COMMENTARY: We’ve all applied the old adage “what goes around comes around” in one way or another to vindicate, pass judgment, or just accept the basic principle that actions have consequences. However, sometimes we don’t fully appreciate what it was that got sent “around,” and are surprised by what ends up coming back as a result.
Last week the director of the FBI chose to air out in a surprise press conference the substance and outcome of that agency’s exhaustive investigation of Hillary Clinton’s email proclivities while she was secretary of state. The twenty some-odd minute statement was a laundry list of blatant missteps, lapses in judgment, indifference to the sensitivity of information, and breaches of national security that led the listener into believing the jig was up — but then the pronouncement that they would not recommend prosecution dashed the hopes of the salivating opposition.

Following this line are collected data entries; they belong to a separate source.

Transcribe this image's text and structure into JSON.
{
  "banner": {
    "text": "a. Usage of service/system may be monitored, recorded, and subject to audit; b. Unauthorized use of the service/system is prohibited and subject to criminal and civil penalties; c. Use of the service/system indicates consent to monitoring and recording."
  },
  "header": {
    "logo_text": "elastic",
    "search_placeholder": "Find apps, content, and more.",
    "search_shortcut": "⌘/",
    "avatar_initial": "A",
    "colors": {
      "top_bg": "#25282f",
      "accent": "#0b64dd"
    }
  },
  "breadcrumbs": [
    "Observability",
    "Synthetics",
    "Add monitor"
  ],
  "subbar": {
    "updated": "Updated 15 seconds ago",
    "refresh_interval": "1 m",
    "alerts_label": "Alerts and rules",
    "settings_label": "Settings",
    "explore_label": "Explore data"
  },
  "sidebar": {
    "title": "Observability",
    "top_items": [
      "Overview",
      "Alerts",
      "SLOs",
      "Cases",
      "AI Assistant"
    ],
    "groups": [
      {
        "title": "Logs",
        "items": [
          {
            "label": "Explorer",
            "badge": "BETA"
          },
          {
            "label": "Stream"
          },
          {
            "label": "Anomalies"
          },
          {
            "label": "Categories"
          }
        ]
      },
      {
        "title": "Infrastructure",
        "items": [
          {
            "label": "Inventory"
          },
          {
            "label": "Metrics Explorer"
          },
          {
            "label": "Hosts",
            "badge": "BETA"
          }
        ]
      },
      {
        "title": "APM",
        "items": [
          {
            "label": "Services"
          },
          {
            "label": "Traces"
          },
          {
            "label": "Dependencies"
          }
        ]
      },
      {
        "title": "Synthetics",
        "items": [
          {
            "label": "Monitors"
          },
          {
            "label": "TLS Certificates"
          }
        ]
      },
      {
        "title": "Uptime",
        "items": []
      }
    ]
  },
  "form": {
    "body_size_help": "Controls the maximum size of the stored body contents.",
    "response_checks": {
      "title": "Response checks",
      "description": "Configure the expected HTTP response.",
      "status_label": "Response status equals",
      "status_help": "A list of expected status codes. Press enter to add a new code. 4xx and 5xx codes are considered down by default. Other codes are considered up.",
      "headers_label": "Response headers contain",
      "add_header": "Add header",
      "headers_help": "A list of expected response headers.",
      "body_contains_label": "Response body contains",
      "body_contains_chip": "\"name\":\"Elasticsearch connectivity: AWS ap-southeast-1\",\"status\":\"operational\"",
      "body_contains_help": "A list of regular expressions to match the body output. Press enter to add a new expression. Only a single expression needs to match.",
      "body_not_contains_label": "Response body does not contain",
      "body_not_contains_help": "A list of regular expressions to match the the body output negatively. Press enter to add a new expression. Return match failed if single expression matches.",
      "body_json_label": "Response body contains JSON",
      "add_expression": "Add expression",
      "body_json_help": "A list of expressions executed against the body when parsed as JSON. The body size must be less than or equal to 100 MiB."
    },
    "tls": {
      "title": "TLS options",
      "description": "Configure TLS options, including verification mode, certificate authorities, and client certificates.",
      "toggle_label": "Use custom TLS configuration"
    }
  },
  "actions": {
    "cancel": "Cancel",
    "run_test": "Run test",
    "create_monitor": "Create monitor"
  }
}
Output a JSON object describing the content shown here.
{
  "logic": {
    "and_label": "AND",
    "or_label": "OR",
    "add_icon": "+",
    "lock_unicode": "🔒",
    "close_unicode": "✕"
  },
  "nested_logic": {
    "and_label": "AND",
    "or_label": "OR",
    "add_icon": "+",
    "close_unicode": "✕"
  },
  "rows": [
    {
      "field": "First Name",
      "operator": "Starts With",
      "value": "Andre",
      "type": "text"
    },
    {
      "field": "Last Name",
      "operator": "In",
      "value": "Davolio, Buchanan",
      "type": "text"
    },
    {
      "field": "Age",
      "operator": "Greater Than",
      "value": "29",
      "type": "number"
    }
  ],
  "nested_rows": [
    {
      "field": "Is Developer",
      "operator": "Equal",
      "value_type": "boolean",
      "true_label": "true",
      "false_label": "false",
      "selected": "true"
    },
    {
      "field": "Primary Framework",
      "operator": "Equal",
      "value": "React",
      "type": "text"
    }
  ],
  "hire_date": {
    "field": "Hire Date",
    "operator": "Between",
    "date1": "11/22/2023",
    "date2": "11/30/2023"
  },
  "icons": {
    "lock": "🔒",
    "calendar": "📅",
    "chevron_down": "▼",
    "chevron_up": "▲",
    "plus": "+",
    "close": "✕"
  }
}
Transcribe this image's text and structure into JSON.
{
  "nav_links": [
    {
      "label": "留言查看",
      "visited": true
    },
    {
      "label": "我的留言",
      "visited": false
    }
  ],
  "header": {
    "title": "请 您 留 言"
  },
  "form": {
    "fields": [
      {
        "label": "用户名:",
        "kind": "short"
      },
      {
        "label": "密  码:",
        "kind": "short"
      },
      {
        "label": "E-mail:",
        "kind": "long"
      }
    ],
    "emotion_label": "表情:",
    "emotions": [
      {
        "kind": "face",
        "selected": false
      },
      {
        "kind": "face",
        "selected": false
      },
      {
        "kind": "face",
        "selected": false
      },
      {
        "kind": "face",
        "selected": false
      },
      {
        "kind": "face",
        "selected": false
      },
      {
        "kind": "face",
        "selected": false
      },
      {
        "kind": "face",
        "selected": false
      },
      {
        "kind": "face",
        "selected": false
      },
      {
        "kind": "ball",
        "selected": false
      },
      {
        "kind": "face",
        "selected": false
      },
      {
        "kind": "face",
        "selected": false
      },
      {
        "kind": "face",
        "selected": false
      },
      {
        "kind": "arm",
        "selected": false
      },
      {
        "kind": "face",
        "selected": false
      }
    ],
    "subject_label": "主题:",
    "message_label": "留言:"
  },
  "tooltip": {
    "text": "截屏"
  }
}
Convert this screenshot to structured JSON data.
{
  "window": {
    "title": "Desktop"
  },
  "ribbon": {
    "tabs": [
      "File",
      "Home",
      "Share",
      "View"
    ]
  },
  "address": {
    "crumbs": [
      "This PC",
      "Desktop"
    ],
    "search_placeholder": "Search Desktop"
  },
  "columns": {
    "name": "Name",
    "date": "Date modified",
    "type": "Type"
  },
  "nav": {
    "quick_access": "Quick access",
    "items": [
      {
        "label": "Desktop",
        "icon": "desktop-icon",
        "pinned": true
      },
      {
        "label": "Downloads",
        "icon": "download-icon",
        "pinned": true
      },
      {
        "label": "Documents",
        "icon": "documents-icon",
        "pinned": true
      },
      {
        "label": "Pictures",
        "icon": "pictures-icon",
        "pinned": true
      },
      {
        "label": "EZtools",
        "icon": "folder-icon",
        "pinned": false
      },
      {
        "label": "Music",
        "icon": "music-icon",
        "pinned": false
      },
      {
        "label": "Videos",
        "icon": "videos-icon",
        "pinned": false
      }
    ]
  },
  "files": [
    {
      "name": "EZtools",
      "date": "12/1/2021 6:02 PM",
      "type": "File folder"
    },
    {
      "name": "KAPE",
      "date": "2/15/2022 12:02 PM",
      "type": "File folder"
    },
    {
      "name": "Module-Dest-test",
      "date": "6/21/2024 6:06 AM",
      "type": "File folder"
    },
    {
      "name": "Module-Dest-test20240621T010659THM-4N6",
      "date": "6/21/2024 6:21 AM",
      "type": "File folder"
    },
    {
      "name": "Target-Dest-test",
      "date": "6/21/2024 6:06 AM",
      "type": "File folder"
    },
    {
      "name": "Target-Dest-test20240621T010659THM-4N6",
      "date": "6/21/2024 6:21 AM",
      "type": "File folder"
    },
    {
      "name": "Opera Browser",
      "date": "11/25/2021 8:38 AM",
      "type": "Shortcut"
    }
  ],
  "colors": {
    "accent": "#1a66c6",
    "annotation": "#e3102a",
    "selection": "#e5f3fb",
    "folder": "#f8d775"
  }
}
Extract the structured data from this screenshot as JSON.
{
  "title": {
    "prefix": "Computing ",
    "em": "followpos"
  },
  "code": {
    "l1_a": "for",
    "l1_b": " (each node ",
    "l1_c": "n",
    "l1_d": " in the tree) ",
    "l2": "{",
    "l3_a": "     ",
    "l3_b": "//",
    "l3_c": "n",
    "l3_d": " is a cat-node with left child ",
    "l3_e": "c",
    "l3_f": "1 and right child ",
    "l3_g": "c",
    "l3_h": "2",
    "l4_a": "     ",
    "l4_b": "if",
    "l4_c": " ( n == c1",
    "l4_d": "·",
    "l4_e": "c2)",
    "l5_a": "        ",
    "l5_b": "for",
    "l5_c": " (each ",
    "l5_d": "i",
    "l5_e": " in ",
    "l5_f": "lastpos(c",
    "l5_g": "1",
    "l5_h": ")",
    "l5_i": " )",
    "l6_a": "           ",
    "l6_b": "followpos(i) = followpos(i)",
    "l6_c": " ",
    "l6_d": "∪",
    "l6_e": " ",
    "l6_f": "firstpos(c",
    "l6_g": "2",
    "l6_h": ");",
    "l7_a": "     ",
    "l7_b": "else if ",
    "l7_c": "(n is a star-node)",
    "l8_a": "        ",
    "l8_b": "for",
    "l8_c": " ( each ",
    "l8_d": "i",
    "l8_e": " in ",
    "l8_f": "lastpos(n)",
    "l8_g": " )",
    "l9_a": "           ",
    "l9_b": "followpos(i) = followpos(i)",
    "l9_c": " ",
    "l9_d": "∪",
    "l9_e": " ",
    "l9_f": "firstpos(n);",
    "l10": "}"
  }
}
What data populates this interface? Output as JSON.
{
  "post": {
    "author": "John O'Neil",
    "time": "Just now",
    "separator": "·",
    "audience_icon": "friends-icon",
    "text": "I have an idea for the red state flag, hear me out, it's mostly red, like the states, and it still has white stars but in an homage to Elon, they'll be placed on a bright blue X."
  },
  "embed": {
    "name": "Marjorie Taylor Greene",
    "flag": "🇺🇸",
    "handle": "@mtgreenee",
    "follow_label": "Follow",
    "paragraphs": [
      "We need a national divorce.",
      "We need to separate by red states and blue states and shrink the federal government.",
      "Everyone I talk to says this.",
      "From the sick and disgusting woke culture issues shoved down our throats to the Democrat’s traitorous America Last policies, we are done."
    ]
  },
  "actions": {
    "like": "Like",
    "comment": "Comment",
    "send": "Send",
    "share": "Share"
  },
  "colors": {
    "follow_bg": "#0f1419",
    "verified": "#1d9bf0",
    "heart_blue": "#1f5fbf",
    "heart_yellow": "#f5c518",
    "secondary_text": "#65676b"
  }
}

The director’s punch line probably precipitated an impulse of loud cheers from the folks crowded around Hillary’s TV for a moment; but then, if there was a thinker among them, and we can be sure there are many, the cheers likely turned to stony silence as the reality of the FBI’s recommendation against indictment in the face of the facts bubbled to the surface, and the political impact of Director Comey’s carefully laid-out description settled in.
Much of the American voting public relies on quick impressions shaped by well-chosen and strategized messaging constructed of single words or brief phrases — like “It’s the economy stupid,” and others. Also, we often find ourselves inundated by talking points inventing a common enemy we can all love to hate, when such is necessary to change an uncomfortable subject, like breaking the law.
The Clintons and their minions have always understood and applied these tactics well. For example, remember the 1994 prosecution headed up by Ken Starr that was turned on its head — not on the merits, but by deft political maneuvering that made a villain of the investigator and a titillating folk hero of the perpetrator. Hatred was heaped upon a prosecutor, and love was heaped upon a sympathetic victim.
As we know, Bill Clinton not only survived, but would be re-elected two years later. Their hole card was played successfully by concentrating ample political artillery on the messenger, and on his attempt to prosecute, in order to nullify the facts in the minds of a sufficient number of Americans.
Who is to say James Comey intentionally planned to take that same kind of hole card off the table, and now it really doesn’t matter because off the table it has flown. Hillary’s handlers cannot divert public attention toward an “unjust” prosecution of a poor defenseless victim, because none will exist. Instead, Comey’s news conference has spawned for Hillary’s opponent an entire deck of “Trump” cards in the form of sound-bite sized quotes by the director of the FBI himself, perfectly fitting the attention span of those same impressionable Americans the Clintonites always relied upon in the past.
Director Comey did no favors for Hillary Clinton, and whatever we think we saw go around is about to come back around with a vengeance.
In his varied career, Myles C. Culbertson has been engaged in agriculture, banking, international trade, economic and technological development, regulation and law enforcement, and specialized projects for both industry and government. His history includes service as executive director of two state agencies, under four governors, addressing numerous domestic and international economic, regulatory, and resource issues. He is currently president of Myles Culbertson Partners LLC.